It’s been a long winter. I can say that because we’ve had snow on the ground for four months now, and the mud and mess of the spring thaw are finally about to begin. Even the hardiest Minnesotans are tiring of the winter this year. We really do need a Spring Break this year, and for northern families, the dream is to go somewhere warm and sunny.
I submit the idea of a cruise as a fun family spring break getaway. If you can get to a coast, whether it be California, Florida, or Texas, you can find a cruise that will take you to warmer climes for a few days or more.
My husband and I recently returned from a 7-day cruise on Carnival Splendor to the Mexican Riviera from Long Beach, California. While our children stayed behind this time, as a mom I was constantly assessing the benefits and drawbacks of a cruise with kids. These are my observations.
- Many cruise lines offer kids’ clubs with trained staff and special areas for kids to play. On a cruise, families can hang out together all the time if they wish, but if Mom and Dad want to relax for a while or have a romantic dinner for two, the kids can play in the club area.
- There’s plenty to do.

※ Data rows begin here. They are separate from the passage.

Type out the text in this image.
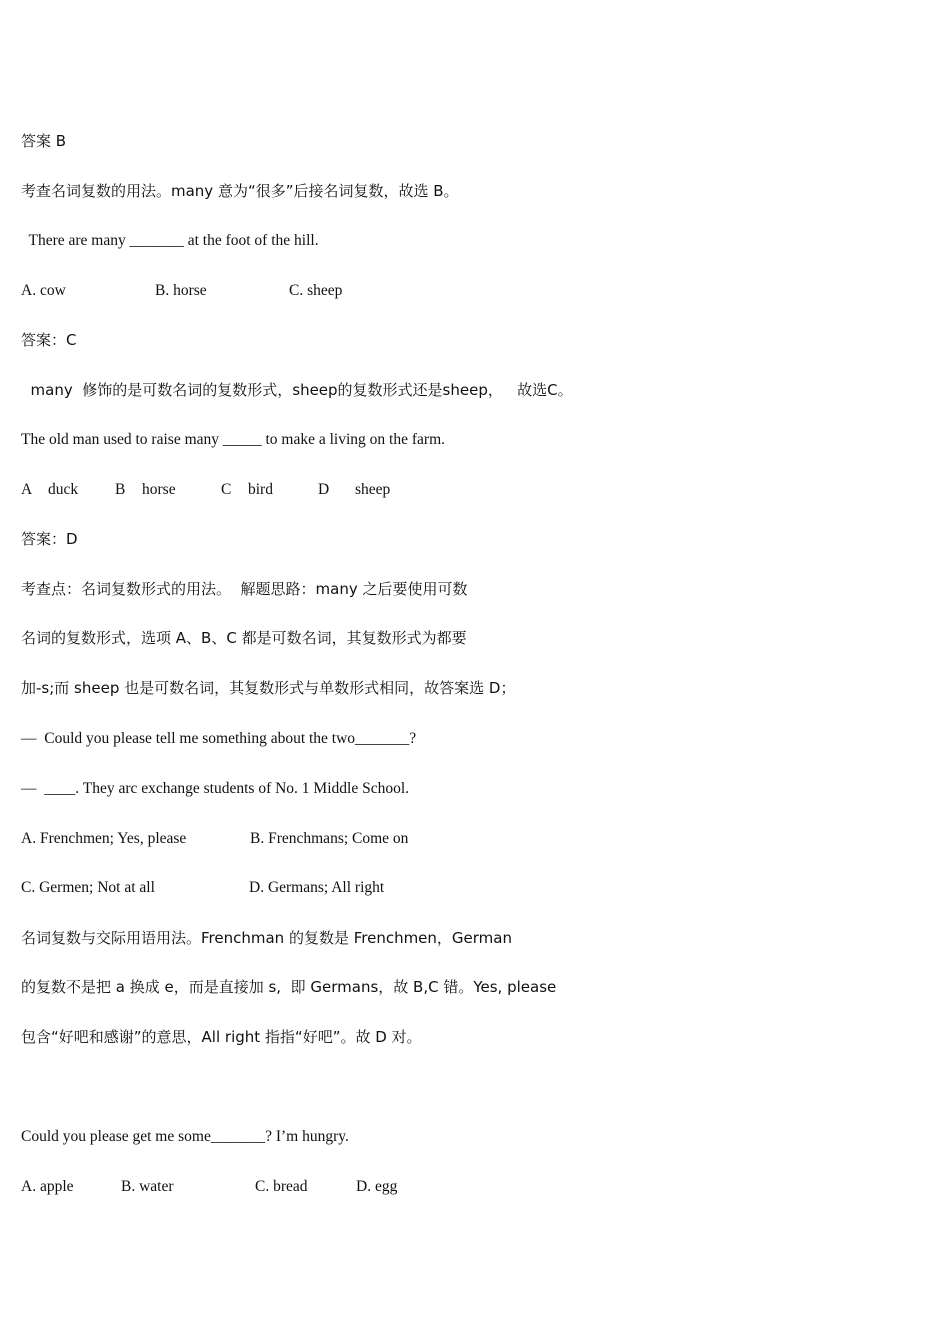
答案 B
考查名词复数的用法。many 意为“很多”后接名词复数，故选 B。
There are many _______ at the foot of the hill.
A. cow	B. horse	C. sheep
答案：C
many  修饰的是可数名词的复数形式，sheep的复数形式还是sheep，   故选C。
The old man used to raise many _____ to make a living on the farm.
A duck B horse	C bird	D sheep
答案：D
考查点：名词复数形式的用法。  解题思路：many 之后要使用可数
名词的复数形式，选项 A、B、C 都是可数名词，其复数形式为都要
加-s;而 sheep 也是可数名词，其复数形式与单数形式相同，故答案选 D；
—  Could you please tell me something about the two_______?
—  ____. They arc exchange students of No. 1 Middle School.
A. Frenchmen; Yes, please	B. Frenchmans; Come on
C. Germen; Not at all	D. Germans; All right
名词复数与交际用语用法。Frenchman 的复数是 Frenchmen，German
的复数不是把 a 换成 e，而是直接加 s,  即 Germans，故 B,C 错。Yes, please
包含“好吧和感谢”的意思，All right 指指“好吧”。故 D 对。
Could you please get me some_______? I’m hungry.
A. apple	B. water	C. bread	D. egg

Kids on a cruise will enjoy the pools, but there’s much more than that. Splendor has a splash zone, waterslide, and mini golf. Other cruise ships have rock climbing walls, ice skating rinks, and other fun things for families to do together. Trivia games, family karoake, and poolside movies are other things families can enjoy together.
- Food choices abound. We have a daughter who’s a very picky eater. As we walked around the ship, we were on the lookout for things she would eat, and we were pleased with the selections. Even if just cold cereal, fresh fruit, hot chocolate, french fries, and ice cream, she would have found plenty to keep her tummy full. More adventurous kids might like to try some of the more exotic items on the menus.
- See new places. I have an eight-year-old who is clamoring to get off this continent. Ports of call on a cruise ship would get him a bit closer to his goal. Many of the port excursions are things we can’t do close to home, so a cruise offers the chance to do some new and exciting things.
- Waiting in lines. There’s a lot of waiting on a cruise, from the time you check and go through security, to the buffet lines on the ship, to waits for the elevator, to clearing customs on the way home. Maybe your kids are better at waiting in line than mine are. I’d have to be at my best to keep the kids happy during the waiting times.
- Being organized. I was nervous about having passports, room key cards, and customs papers for my husband and myself, and we’re reasonably responsible adults. Keeping track of the kids’ paperwork would be a bit more of a challenge, especially when trying to move expeditiously so as to not hold up the travelers behind us in line.
- Keeping track of each other. While younger kids would be dropped off and picked up by Mom or Dad from the play areas, older kids can move about the ship on their own. Cruise ships are big, so the family would need a good plan of communication and meeting points if participating in different activities.
A cruise can be a relaxing, carefree way for families to spend Spring Break. Once you’re on board, you don’t have to worry about the normal vacation hassles like traffic, finding a place to eat, or looking for entertainment. It’s all right there on your cruise ship.
Have you been on a cruise with your family? Who liked it more, the adults or the kids?